C = np.array([[1,0,2],
              [0,1,-3],
              [1,0,2]], dtype=np.float_)
gsBasis(C)

array([[0.70710678, 0.        , 0.        ],
       [0.        , 1.        , 0.        ],
       [0.70710678, 0.        , 0.        ]])

In [19]:
dimensions(C)

2.0

## 2. Page Rank Algorithm

### Question

Describe the PageRank Algorithm as seen in the python notebook on Page_rank.ipynb and relate it with the use of eigne-values and eigen-vectors. 

Provide your answers here. 

### Description

PageRank is an analysis algorithm that assigns a numerical weighting to each element of a set of web pages, with the purpose of "measuring" its relative importance within the set.

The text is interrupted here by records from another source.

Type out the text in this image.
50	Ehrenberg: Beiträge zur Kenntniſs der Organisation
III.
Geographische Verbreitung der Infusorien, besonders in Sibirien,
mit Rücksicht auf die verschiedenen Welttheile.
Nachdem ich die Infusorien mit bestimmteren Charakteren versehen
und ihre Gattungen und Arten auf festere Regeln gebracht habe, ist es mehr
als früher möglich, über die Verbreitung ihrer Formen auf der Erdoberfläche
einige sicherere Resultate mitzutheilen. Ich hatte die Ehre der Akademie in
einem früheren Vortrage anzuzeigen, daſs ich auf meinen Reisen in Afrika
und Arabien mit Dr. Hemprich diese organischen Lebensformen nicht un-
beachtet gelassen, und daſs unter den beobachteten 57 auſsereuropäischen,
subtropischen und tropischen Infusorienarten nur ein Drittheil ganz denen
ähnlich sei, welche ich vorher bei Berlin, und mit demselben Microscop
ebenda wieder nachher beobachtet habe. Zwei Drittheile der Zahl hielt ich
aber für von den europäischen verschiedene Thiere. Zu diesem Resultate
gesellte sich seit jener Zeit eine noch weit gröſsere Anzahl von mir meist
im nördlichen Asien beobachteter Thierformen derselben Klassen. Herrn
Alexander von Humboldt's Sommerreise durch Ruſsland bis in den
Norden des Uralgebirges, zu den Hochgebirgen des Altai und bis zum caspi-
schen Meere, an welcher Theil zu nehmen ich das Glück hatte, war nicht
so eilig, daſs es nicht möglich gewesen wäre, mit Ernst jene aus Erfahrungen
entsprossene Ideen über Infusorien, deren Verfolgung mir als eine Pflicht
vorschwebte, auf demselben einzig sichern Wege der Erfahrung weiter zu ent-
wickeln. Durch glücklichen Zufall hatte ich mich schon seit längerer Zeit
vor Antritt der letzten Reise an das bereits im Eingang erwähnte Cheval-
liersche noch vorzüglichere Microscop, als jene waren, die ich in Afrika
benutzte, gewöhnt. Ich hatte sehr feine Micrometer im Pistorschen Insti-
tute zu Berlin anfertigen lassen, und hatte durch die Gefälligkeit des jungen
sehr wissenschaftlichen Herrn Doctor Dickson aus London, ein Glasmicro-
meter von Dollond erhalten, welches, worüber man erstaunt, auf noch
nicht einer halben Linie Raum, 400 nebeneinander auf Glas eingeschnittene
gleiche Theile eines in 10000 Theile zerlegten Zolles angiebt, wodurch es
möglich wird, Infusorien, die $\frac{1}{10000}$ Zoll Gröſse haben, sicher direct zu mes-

PageRank works by counting the number and quality of links to a web page to determine a rough estimate of how important the web page is. The underlying assumption is that more important websites are likely to receive more links from other websites.

The rank of the page is a result of an iterative process based on the webgraph, created by all World Wide Web pages as nodes and hyperlinks as edges. A hyperlink to a page counts as a vote of support. The PageRank of a page is depends on the number and PageRank metric of all pages that link to it i.e "incoming links". A page that is linked to by many pages with high PageRank receives a high rank itself.

### The algorithm
- The algorithm starts by creating a sparse square "web graph" $M$ matrix where position $(i.j)$ is set to value $1$ if there is a link between page $i$ and page $j$. If one page is a sink i.e it it has no outgoing links it will be assumed that it links out to all other pages in the collection. Their PageRank scores are therefore divided evenly among all other pages. In other words, to be fair with pages that are not sinks, these random transitions are added to all nodes in the Web.


- Each column $j$ in the matrix represent the number of outgoing links from page j. To make sure all links has the same weight all columns are then normalized.


- The PageRank theory holds that an imaginary surfer who is randomly clicking on links will eventually stop clicking. The probability, at any step, that the person will continue is a damping factor $d$. Various studies have tested different damping factors, but it is generally assumed that the damping factor will be set around 0.85.


- The vector $v$ is randomly initialized and is updated iteratively using the following algorithm until convergence. 

$\hat{M} = d * M + \frac{(1-d)}{number of pages} * Ones$
 
repeat until convergence:

$v_{new} = \hat{M} * v_{old}$

where $M$ is the web graph matrix with it's columns normalized.

- The PageRank values $v$ after convergence are the entries of the eigenvector of the modified matrix $\hat{M} $rescaled so that each column adds up to one. i.e $v$ can be seen as the eigen values matrix for the transformation matrix $\hat{M}$ with eigen value 1.